Nicht erst sei Hape Kerkeling sagte "Ich bin dann mal weg" erfreuen sich Pilgerreisen wachsender Beliebtheit. 15 Remscheider flogen Mitte September nach Porto, um von dort aus die etwa 225 Kilometer lange Pilgerreise auf dem portugiesischen Jakobsweg nach Santiago de Compostela zu wagen. Lennep Offensiv hat die Tour über das Reiseunternehmen "Pilgino" organisiert, das sich auf Pilgerreisen spezialisiert hat. Es bucht Unterkünfte vorab und bietet einen Gepäcktransfer an.

Die einen lagen erschöpft auf dem Steinboden in der Sonne, die anderen umarmten sich und sprangen begeistert auf und ab, und wieder andere genossen den Moment des Triumphs still mit einer Ganzkörper-Gänsehaut. Als die bergischen Pilger nach elf anstrengenden Tagen vor der Kathedrale in Santiago de Compostela standen, war es nicht nur für sie ein bewegender Moment, sondern auch für die zahlreichen anderen Pilger, die von allen Seiten auf den Vorplatz strömten. "Es war ein gutes Gefühl, endlich angekommen zu sein", meint Gudrun Haagen-Gottschalk aus der Pilgergruppe.

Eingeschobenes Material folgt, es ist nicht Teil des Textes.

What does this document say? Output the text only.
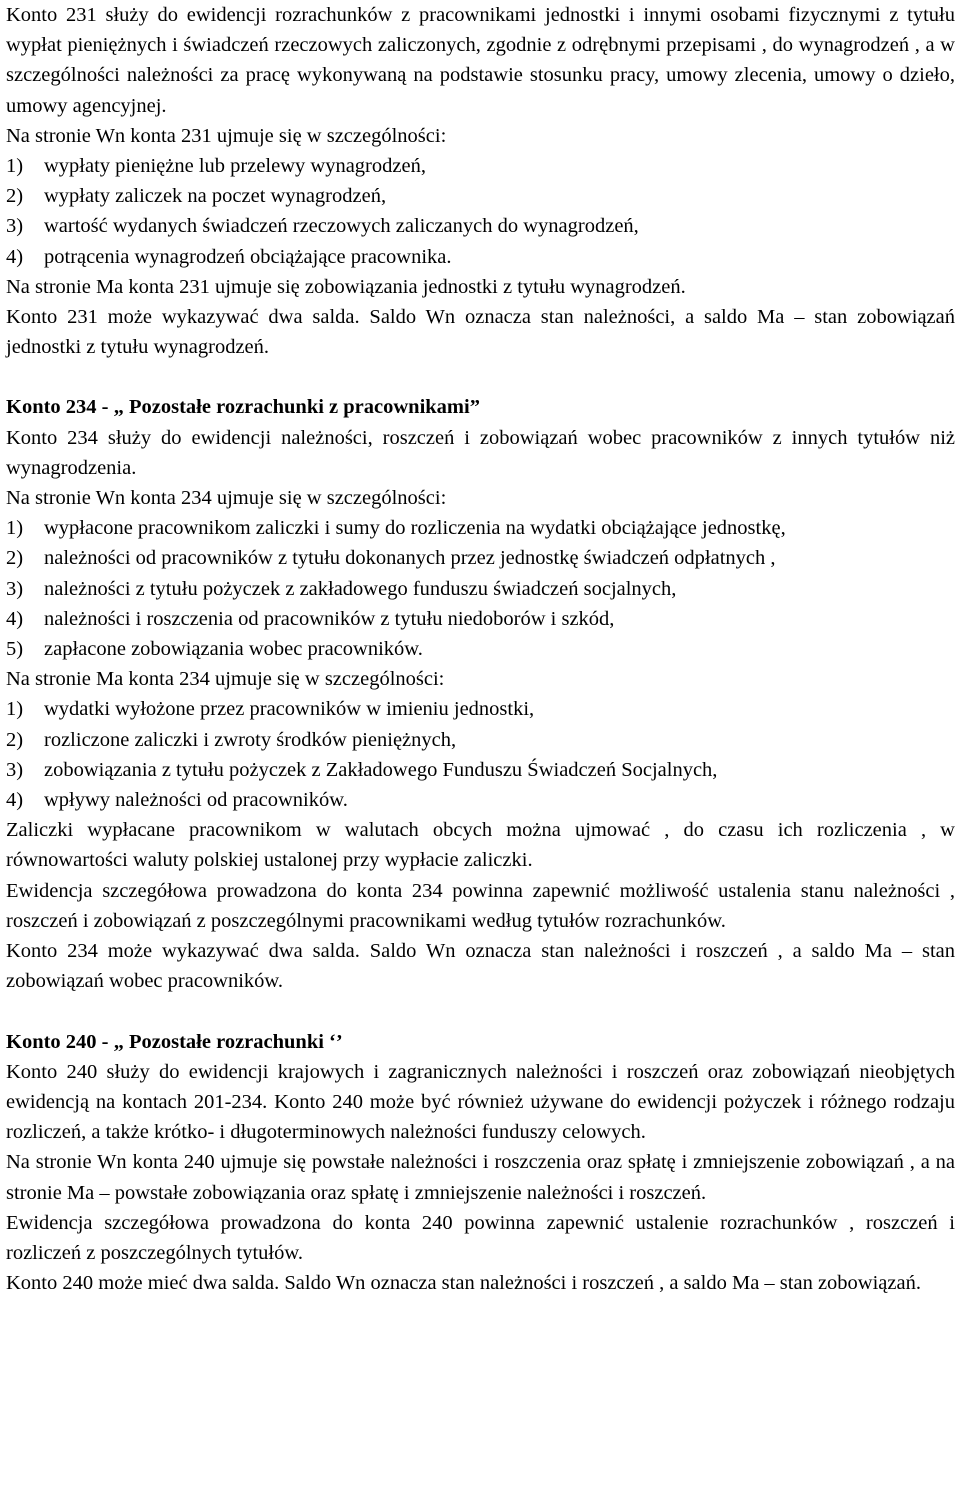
Konto 231 służy do ewidencji rozrachunków z pracownikami jednostki i innymi osobami fizycznymi z tytułu wypłat pieniężnych i świadczeń rzeczowych zaliczonych, zgodnie z odrębnymi przepisami , do wynagrodzeń , a w szczególności należności za pracę wykonywaną na podstawie stosunku pracy, umowy zlecenia, umowy o dzieło, umowy agencyjnej.

Na stronie Wn konta 231 ujmuje się w szczególności:

1)	wypłaty pieniężne lub przelewy wynagrodzeń,
2)	wypłaty zaliczek na poczet wynagrodzeń,
3)	wartość wydanych świadczeń rzeczowych zaliczanych do wynagrodzeń,
4)	potrącenia wynagrodzeń obciążające pracownika.

Na stronie Ma konta 231 ujmuje się zobowiązania jednostki z tytułu wynagrodzeń.

Konto 231 może wykazywać dwa salda. Saldo Wn oznacza stan należności, a saldo Ma – stan zobowiązań jednostki z tytułu wynagrodzeń.

Konto 234 - „ Pozostałe rozrachunki z pracownikami”

Konto 234 służy do ewidencji należności, roszczeń i zobowiązań wobec pracowników z innych tytułów niż wynagrodzenia.

Na stronie Wn konta 234 ujmuje się w szczególności:

1)	wypłacone pracownikom zaliczki i sumy do rozliczenia na wydatki obciążające jednostkę,
2)	należności od pracowników z tytułu dokonanych przez jednostkę świadczeń odpłatnych ,
3)	należności z tytułu pożyczek z zakładowego funduszu świadczeń socjalnych,
4)	należności i roszczenia od pracowników z tytułu niedoborów i szkód,
5)	zapłacone zobowiązania wobec pracowników.

Na stronie Ma konta 234 ujmuje się w szczególności:

1)	wydatki wyłożone przez pracowników w imieniu jednostki,
2)	rozliczone zaliczki i zwroty środków pieniężnych,
3)	zobowiązania z tytułu pożyczek z Zakładowego Funduszu Świadczeń Socjalnych,
4)	wpływy należności od pracowników.

Zaliczki wypłacane pracownikom w walutach obcych można ujmować , do czasu ich rozliczenia , w równowartości waluty polskiej ustalonej przy wypłacie zaliczki.

Ewidencja szczegółowa prowadzona do konta 234 powinna zapewnić możliwość ustalenia stanu należności , roszczeń i zobowiązań z poszczególnymi pracownikami według tytułów rozrachunków.

Konto 234 może wykazywać dwa salda. Saldo Wn oznacza stan należności i roszczeń , a saldo Ma – stan zobowiązań wobec pracowników.

Konto 240 - „ Pozostałe rozrachunki ‘’

Konto 240 służy do ewidencji krajowych i zagranicznych należności i roszczeń oraz zobowiązań nieobjętych ewidencją na kontach 201-234. Konto 240 może być również używane do ewidencji pożyczek i różnego rodzaju rozliczeń, a także krótko- i długoterminowych należności funduszy celowych.

Na stronie Wn konta 240 ujmuje się powstałe należności i roszczenia oraz spłatę i zmniejszenie zobowiązań , a na stronie Ma – powstałe zobowiązania oraz spłatę i zmniejszenie należności i roszczeń.

Ewidencja szczegółowa prowadzona do konta 240 powinna zapewnić ustalenie rozrachunków , roszczeń i rozliczeń z poszczególnych tytułów.

Konto 240 może mieć dwa salda. Saldo Wn oznacza stan należności i roszczeń , a saldo Ma – stan zobowiązań.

Doch bekanntlich ist der Weg das Ziel, und der begann in Porto - und das bei Regen. Drei Tage wurden die Pilger aus dem Bergischen Land mit Wetter konfrontiert, das selbst in den heimischen Breitengraden für Unmut gesorgt hätte. "Darauf war man nicht vorbereitet, aber es war eine Erfahrung", meint Uwe Gottschalk, der die Reise jederzeit wieder machen würde. Die Pilger kämpften sich mit Regencapes und viel guter Laune durch, denn nach den langen Etappen - meist galt es etwa 25 Kilometer am Tag zu wandern - wartete am Abend die gesellige Runde. Gemeinsam gingen die Remscheider essen und lernten dabei nicht nur sich, sondern auch die Sprache und Kultur Portugals und Spaniens besser kennen. Wer etwa in Spanien ein ausgiebiges Frühstück erwartet, der wird enttäuscht sein. Dafür gab es am Weg genug Gelegenheiten, um in Cafés oder Bars seinen Hunger zu stillen und Stempel zu sammeln. Mit diesen weist man im Pilgerbüro in Santiago de Compostela nach, dass man die Strecke gelaufen ist. In der Gruppe entbrannte das Sammelfieber.

Ab dem vierten Tag zeigte sich das Wetter auch endlich so, wie man es in Portugal und später in Spanien erwartet hätte: sonnig und über 20 Grad warm. Da pilgerte es sich auch gleich angenehmer. Allenfalls Blasen an den Zehen machten es einigen der bergischen Pilger schwer. Aber sie hielten durch. Wer wirklich nicht mehr laufen konnte, durfte auf Pilgino vertrauen. Reiseleiterin Olesia Kryvonos transportierte nämlich nicht nur das Gepäck zur nächsten Unterkunft, sondern bei Bedarf auch fußkranke Pilger. "Es war wieder alles hervorragend organisiert", sagt Hans-Willi Oberlis von Lennep Offensiv, der bereits das zweite Mal nach Santiago de Compostela gepilgert ist.